Jan de Clerck, “De vermoeide Winden (The Tired Winds)”, 1937, Oil on Canvas, Private Collection
Born in Ostend, Belgium, Jan de Clerck studied briefly with the painter Camille Payen in Brussels, but was, for the most part, self-taught. He was much influenced by the exhibitions organized by the group La Libre Esthétique, and his first paintings date from the late 1890s. Quickly gaining in confidence and ability, De Clerck first exhibited his paintings in 1905.
Jan de Clerck developed an original technique of a sort of elongated pointillism of striped brushstrokes, producing landscapes and seascapes tinged with a Symbolist aesthetic. He often worked in mixed media, dragging the paint with short vertical strokes in order to build up the surface of the picture. This individual technique De Clerck made virtually his own: much of his best work up to 1920 is painted in this way.

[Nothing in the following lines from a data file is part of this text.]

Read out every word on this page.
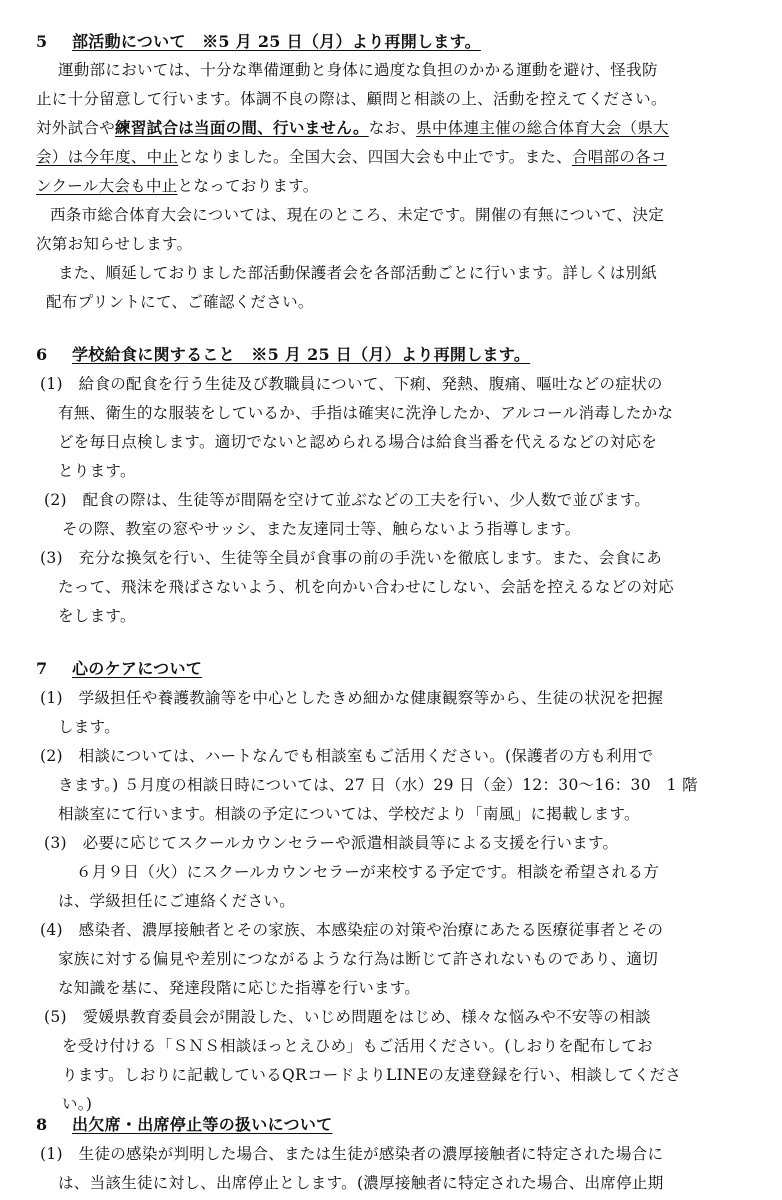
5 部活動について　※5 月 25 日（月）より再開します。
運動部においては、十分な準備運動と身体に過度な負担のかかる運動を避け、怪我防
止に十分留意して行います。体調不良の際は、顧問と相談の上、活動を控えてください。
対外試合や練習試合は当面の間、行いません。なお、県中体連主催の総合体育大会（県大
会）は今年度、中止となりました。全国大会、四国大会も中止です。また、合唱部の各コ
ンクール大会も中止となっております。
西条市総合体育大会については、現在のところ、未定です。開催の有無について、決定
次第お知らせします。
また、順延しておりました部活動保護者会を各部活動ごとに行います。詳しくは別紙
配布プリントにて、ご確認ください。
6 学校給食に関すること　※5 月 25 日（月）より再開します。
(1)　給食の配食を行う生徒及び教職員について、下痢、発熱、腹痛、嘔吐などの症状の
有無、衛生的な服装をしているか、手指は確実に洗浄したか、アルコール消毒したかな
どを毎日点検します。適切でないと認められる場合は給食当番を代えるなどの対応を
とります。
(2)　配食の際は、生徒等が間隔を空けて並ぶなどの工夫を行い、少人数で並びます。
その際、教室の窓やサッシ、また友達同士等、触らないよう指導します。
(3)　充分な換気を行い、生徒等全員が食事の前の手洗いを徹底します。また、会食にあ
たって、飛沫を飛ばさないよう、机を向かい合わせにしない、会話を控えるなどの対応
をします。
7 心のケアについて
(1)　学級担任や養護教諭等を中心としたきめ細かな健康観察等から、生徒の状況を把握
します。
(2)　相談については、ハートなんでも相談室もご活用ください。(保護者の方も利用で
きます。) ５月度の相談日時については、27 日（水）29 日（金）12：30～16：30　1 階
相談室にて行います。相談の予定については、学校だより「南風」に掲載します。
(3)　必要に応じてスクールカウンセラーや派遣相談員等による支援を行います。
６月９日（火）にスクールカウンセラーが来校する予定です。相談を希望される方
は、学級担任にご連絡ください。
(4)　感染者、濃厚接触者とその家族、本感染症の対策や治療にあたる医療従事者とその
家族に対する偏見や差別につながるような行為は断じて許されないものであり、適切
な知識を基に、発達段階に応じた指導を行います。
(5)　愛媛県教育委員会が開設した、いじめ問題をはじめ、様々な悩みや不安等の相談
を受け付ける「ＳＮＳ相談ほっとえひめ」もご活用ください。(しおりを配布してお
ります。しおりに記載しているQRコードよりLINEの友達登録を行い、相談してくださ
い。)
8 出欠席・出席停止等の扱いについて
(1)　生徒の感染が判明した場合、または生徒が感染者の濃厚接触者に特定された場合に
は、当該生徒に対し、出席停止とします。(濃厚接触者に特定された場合、出席停止期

A period of exile from Belgium during World War I, found De Clerke painting landscapes and camouflage, taking part in local exhibitions, and befriending such artists as Frank Brangwyn. After the war, Jan de Clerck returned to Ostend where his reputation continued to grow. He experimented with new techniques, often mixing pastel and watercolour, which he called ‘aquapastel’, to create the luminous effects he sought.
Further exhibitions of De Clerck’s work in Ostend, Liège and Ghent, as well as the publication of a book of reproductions of his work in 1928, served to advance his reputation. After 1933, however, there were no major exhibitions of De Clerck’s work for almost twenty years. His output began to decline, and he began to focus mainly on seascapes, always his favourite subject.